Britain's Health Secretary Matt Hancock (REUTERS/Hannah McKay/Pool).

The UK will spend £19.3m to trial seven vaccines for a third Covid-19 vaccine booster dose, the government announced on Wednesday (May 19).

The project will be the first in the world to provide vital data on the impact of a third dose on patients’ immune responses.

The Cov-Boost study, led by University Hospital Southampton NHS Foundation Trust and backed by government funding through the Vaccines Taskforce, will trial seven vaccines and will be the first in the world to provide vital data on the impact of a third dose on patients’ immune responses.

“The study will take place at 16 NIHR-supported sites across England, and also within Health and Care Research Wales and NHS Research Scotland sites. It will include a total of 2,886 patients and participants are to begin being vaccinated from early June,” the Department of Health and Social Care (DH) said.

Health secretary Matt Hancock said: “The UK vaccination programme has been a phenomenal national effort, with seven in 10 UK adults now having had their first COVID-19 jab. It is vital that we continue to support the world-renowned British research sector that has contributed to its success.

“We will do everything we can to future-proof this country from pandemics and other threats to our health security, and the data from this world-first clinical trial will help shape the plans for our booster programme later this year.

“I urge everyone who has had both doses of a Covid-19 vaccine, and is eligible, to sign up for this study and play a part in protecting the most vulnerable people in this country and around the world for months and years to come.”

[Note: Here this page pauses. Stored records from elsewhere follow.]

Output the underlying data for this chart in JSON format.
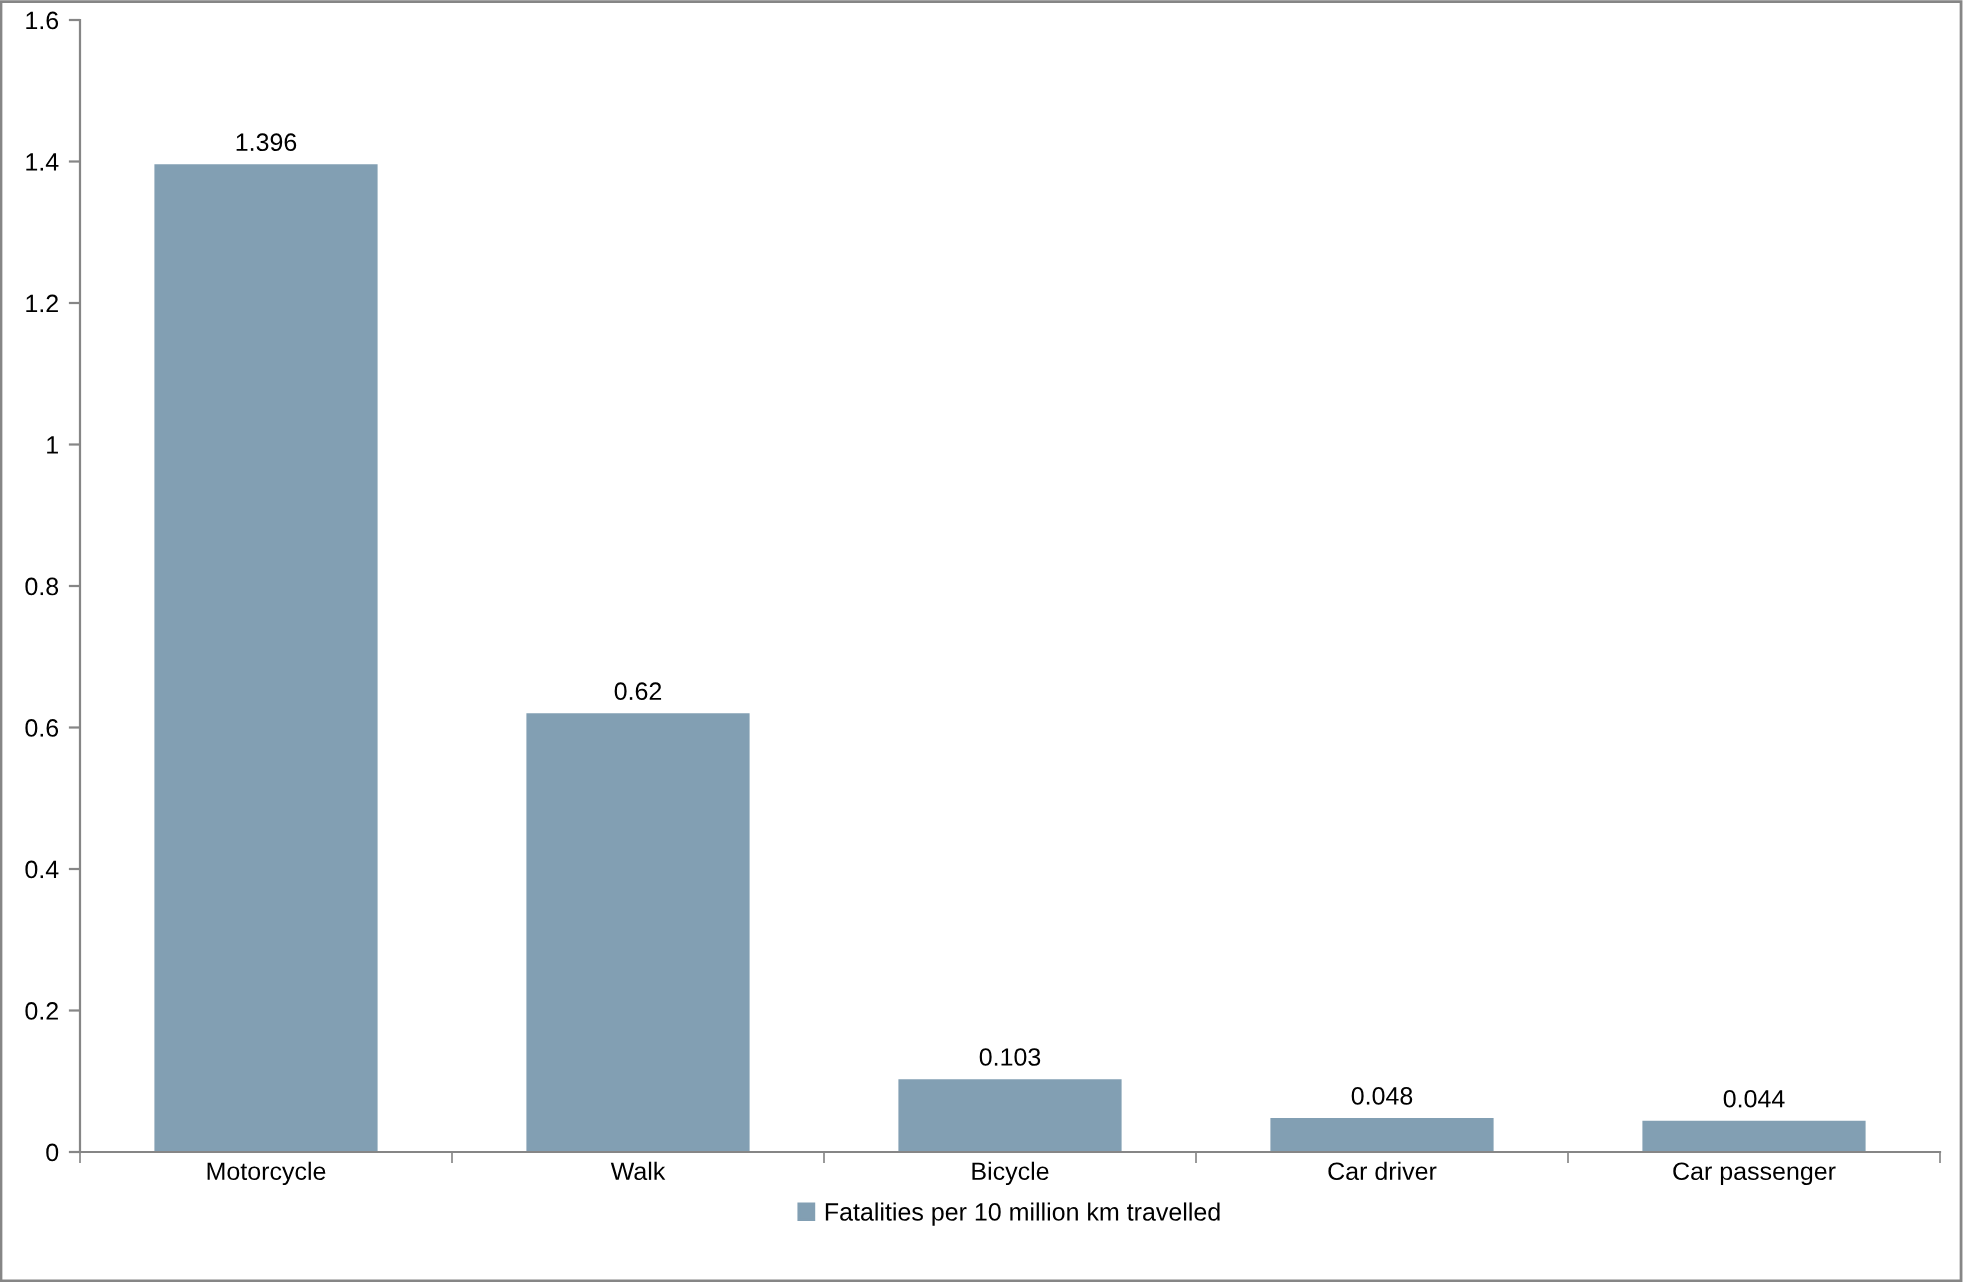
{
  "chart_data": {
    "type": "bar",
    "categories": [
      "Motorcycle",
      "Walk",
      "Bicycle",
      "Car driver",
      "Car passenger"
    ],
    "series": [
      {
        "name": "Fatalities per 10 million km travelled",
        "color": "#829fb3",
        "values": [
          1.396,
          0.62,
          0.103,
          0.048,
          0.044
        ]
      }
    ],
    "data_labels": true,
    "ylim": [
      0,
      1.6
    ],
    "yticks": [
      0,
      0.2,
      0.4,
      0.6,
      0.8,
      1,
      1.2,
      1.4,
      1.6
    ],
    "grid": false,
    "legend": "bottom"
  }
}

The trial will look at seven different Covid-19 vaccines as potential boosters, given at least 10 to 12 weeks after a second dose as part of the ongoing vaccination programme. One booster will be provided to each volunteer and could be a different brand to the one they were originally vaccinated with.

Vaccines being trialled include Oxford/AstraZeneca, Pfizer/BioNTech, Moderna, Novavax, Valneva, Janssen and Curevac, as well as a control group.

The trial has received ethics approval by the NHS Research Ethics Committee, as well as approval from the Medicines and Healthcare products Regulatory Agency.

The study will open for applications from volunteers shortly via the study’s website and will be recruiting participants through the NHS Covid-19 Vaccine Research Registry.

Participants will be adults aged 30 years or older as these will have been those immunised early on in the vaccination programme – for example, adults aged 75 and over or health and care workers.

Minister for Covid-19 Vaccine Deployment Nadhim Zahawi said: “With over 57 million vaccines administered since the beginning of the rollout, the programme continues its fantastic trajectory.

“Having taken part in a Covid-19 vaccine clinical trial myself, I would encourage everyone eligible to volunteer – whatever your religion, ethnicity or background, it’s a fantastic opportunity to get involved with such an historic initiative.”